Или совсем, совсем иначе это было? Мы ведь накладываем на прошлое себя сегодняшних и этим уже подминаем прошлое. Для оправдания ли? Для очищения ли? Или чтоб спокойней жилось совести?..
Она стоит в дверях комнатки с трембелями.
– Идем пить чай.
Чай – палочка-выручалочка в ситуациях «незнамо что».
Стол накрыт празднично. Для меня или у нее так всегда?
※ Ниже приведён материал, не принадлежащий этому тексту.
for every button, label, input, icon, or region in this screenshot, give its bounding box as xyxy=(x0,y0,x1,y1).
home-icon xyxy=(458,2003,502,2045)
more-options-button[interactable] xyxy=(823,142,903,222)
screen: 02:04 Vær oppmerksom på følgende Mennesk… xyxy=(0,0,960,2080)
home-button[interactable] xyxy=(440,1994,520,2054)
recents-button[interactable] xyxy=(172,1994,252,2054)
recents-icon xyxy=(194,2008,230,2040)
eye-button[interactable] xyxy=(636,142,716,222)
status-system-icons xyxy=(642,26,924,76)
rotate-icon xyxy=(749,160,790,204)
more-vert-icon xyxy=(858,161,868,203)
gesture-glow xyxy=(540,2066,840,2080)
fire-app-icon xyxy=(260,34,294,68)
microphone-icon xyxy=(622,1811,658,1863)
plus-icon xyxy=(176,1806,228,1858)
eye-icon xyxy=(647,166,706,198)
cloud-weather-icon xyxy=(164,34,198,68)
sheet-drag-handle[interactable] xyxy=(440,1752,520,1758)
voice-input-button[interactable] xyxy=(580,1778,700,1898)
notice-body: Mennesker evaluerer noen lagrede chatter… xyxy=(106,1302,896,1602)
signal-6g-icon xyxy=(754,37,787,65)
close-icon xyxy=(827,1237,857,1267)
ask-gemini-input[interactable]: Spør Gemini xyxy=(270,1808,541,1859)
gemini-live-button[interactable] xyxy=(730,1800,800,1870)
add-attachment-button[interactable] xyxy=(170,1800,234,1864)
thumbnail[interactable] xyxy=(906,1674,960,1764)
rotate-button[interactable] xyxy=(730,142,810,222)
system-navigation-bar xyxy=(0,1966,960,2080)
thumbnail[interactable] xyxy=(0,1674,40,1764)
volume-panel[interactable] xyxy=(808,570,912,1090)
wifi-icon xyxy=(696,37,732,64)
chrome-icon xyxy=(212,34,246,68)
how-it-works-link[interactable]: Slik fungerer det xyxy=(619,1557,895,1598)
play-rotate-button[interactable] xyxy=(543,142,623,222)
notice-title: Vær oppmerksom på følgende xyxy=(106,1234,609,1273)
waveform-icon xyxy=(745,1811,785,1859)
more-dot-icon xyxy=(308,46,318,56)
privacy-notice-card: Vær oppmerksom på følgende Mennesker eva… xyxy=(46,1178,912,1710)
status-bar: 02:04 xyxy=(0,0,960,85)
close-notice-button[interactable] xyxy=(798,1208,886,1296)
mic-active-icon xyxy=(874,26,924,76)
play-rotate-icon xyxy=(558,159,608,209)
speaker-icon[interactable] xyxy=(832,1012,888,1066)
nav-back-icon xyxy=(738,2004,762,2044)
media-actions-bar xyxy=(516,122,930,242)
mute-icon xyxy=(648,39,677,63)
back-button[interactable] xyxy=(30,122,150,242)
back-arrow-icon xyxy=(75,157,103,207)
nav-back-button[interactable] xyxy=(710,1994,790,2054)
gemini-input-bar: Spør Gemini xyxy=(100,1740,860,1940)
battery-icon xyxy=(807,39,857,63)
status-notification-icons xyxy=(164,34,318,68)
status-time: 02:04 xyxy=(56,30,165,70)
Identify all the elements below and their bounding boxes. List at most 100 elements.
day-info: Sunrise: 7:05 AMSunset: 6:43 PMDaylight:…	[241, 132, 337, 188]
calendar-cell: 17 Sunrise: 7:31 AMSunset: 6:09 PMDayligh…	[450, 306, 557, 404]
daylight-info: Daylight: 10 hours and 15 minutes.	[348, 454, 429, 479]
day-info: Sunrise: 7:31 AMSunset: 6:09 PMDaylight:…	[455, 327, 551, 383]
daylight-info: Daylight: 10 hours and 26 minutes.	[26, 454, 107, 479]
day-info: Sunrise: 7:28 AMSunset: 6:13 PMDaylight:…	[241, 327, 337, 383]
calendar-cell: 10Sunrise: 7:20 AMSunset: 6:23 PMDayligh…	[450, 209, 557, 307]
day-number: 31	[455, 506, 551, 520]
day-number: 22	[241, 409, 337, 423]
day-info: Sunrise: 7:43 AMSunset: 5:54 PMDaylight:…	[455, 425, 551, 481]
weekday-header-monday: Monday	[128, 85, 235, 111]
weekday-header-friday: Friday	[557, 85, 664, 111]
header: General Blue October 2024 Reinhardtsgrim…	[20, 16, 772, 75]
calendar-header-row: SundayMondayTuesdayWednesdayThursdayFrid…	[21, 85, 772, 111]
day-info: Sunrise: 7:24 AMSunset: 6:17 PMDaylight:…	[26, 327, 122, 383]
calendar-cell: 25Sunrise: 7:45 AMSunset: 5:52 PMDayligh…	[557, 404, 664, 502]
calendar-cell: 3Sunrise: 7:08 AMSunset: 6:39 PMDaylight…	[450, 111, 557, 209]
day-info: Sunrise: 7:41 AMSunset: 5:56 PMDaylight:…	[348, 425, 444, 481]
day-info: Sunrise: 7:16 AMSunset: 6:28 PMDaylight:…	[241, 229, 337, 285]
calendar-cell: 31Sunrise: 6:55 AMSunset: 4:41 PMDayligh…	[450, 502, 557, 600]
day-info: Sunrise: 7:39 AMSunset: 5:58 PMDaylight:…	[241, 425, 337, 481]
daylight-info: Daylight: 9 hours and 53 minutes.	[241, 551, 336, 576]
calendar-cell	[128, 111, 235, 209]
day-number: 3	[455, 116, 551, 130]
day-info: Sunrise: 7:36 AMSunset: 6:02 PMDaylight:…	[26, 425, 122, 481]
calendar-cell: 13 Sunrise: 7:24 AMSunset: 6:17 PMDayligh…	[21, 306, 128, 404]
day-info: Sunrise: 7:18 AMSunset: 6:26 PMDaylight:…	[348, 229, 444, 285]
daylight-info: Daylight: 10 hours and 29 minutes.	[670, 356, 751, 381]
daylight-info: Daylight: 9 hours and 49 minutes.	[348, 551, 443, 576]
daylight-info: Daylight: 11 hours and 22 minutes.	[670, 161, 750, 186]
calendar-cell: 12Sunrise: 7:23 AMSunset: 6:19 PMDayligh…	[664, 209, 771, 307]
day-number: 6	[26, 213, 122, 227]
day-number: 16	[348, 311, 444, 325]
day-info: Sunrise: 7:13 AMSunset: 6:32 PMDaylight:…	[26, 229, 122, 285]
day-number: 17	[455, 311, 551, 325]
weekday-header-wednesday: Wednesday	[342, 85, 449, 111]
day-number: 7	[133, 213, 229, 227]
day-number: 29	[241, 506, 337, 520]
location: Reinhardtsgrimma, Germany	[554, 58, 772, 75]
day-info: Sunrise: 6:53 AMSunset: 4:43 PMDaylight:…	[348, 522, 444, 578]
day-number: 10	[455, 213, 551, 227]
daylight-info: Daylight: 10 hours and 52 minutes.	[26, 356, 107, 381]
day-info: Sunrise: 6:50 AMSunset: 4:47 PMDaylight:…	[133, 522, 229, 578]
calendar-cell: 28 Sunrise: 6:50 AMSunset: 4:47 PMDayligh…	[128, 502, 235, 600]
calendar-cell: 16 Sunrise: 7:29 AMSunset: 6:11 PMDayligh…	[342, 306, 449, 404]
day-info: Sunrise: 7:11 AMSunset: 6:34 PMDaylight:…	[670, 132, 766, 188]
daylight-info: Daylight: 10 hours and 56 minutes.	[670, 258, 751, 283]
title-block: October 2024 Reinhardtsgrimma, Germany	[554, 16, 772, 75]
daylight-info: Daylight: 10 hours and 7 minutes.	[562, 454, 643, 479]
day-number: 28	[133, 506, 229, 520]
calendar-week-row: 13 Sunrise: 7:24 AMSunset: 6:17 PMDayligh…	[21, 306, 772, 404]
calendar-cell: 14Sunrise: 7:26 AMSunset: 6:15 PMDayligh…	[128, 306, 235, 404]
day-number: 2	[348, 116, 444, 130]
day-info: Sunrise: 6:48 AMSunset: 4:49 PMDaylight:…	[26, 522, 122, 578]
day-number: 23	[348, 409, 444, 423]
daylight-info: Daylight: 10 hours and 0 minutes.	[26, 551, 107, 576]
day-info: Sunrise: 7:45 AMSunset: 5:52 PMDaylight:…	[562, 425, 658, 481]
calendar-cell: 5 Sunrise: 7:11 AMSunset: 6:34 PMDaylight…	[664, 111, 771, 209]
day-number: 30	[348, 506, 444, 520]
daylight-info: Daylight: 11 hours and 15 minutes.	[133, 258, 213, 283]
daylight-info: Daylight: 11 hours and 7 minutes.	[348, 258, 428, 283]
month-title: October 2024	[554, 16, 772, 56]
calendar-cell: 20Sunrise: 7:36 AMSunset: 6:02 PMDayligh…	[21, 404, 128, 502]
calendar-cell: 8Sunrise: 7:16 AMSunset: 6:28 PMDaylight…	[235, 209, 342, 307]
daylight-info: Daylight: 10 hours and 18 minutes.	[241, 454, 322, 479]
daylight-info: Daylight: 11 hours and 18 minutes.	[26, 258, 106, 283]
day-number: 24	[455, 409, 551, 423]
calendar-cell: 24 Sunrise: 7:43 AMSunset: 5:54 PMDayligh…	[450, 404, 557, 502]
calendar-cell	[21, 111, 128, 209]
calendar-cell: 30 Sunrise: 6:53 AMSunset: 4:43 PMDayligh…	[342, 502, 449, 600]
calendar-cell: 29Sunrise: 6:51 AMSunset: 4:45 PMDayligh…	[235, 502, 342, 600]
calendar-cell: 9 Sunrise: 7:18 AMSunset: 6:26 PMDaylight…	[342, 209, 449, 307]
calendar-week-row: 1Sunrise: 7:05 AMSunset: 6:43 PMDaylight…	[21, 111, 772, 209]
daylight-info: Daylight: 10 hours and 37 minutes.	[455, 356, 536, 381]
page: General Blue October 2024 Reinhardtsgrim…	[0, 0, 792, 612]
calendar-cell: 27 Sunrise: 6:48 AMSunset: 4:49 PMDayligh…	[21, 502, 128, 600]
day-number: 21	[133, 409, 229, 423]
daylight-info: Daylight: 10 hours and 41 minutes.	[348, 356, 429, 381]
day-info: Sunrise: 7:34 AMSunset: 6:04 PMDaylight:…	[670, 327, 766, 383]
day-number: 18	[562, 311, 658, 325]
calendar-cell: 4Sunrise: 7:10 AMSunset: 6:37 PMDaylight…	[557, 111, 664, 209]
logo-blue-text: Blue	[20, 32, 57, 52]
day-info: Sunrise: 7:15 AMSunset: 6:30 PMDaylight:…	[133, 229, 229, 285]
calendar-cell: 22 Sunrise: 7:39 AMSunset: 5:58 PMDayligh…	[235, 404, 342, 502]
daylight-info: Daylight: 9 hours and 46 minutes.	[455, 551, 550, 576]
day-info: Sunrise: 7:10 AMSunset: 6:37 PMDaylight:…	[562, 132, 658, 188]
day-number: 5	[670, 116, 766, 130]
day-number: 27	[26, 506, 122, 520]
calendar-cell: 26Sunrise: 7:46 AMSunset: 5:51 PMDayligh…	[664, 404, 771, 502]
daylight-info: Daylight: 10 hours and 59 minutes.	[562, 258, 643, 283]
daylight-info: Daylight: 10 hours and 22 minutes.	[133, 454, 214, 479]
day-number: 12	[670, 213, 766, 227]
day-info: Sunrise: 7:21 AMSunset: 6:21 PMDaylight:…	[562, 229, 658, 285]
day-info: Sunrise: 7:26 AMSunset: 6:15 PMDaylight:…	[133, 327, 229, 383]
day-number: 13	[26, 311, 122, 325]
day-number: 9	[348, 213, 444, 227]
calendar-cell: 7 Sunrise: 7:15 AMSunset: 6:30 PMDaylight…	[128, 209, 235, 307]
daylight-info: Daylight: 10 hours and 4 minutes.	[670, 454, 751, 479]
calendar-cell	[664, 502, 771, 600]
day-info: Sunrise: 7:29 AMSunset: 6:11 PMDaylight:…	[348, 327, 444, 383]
– Ты где работаешь? – спрашиваю я.
– В мэрии, – отвечает она. – За старшего – куда пошлют. Сейчас отвечаю за юбилей. Я здесь одна из этой школы. Разбрелись все по свету.
– Ты замужем?
– Да нет, – отвечает она. – Но у меня есть дочь.
– У меня тоже, – говорю я. – Уехала в Германию. Я рада, а муж скучает.
– Бери печенье. Оно сухое, нежирное.
– Спасибо. Я больше по карамелькам. Чем занимается твоя дочь?
– Она работает в милиции.
– Как интересно. У меня сроду не было знакомых из этих организаций. Как ее зовут?
– Инна.
– Фантастика! – говорю я. – Мою тоже. Твоей сколько лет?
– Скоро уже тридцать. (Да, та самая, которую я приметила еще в матери).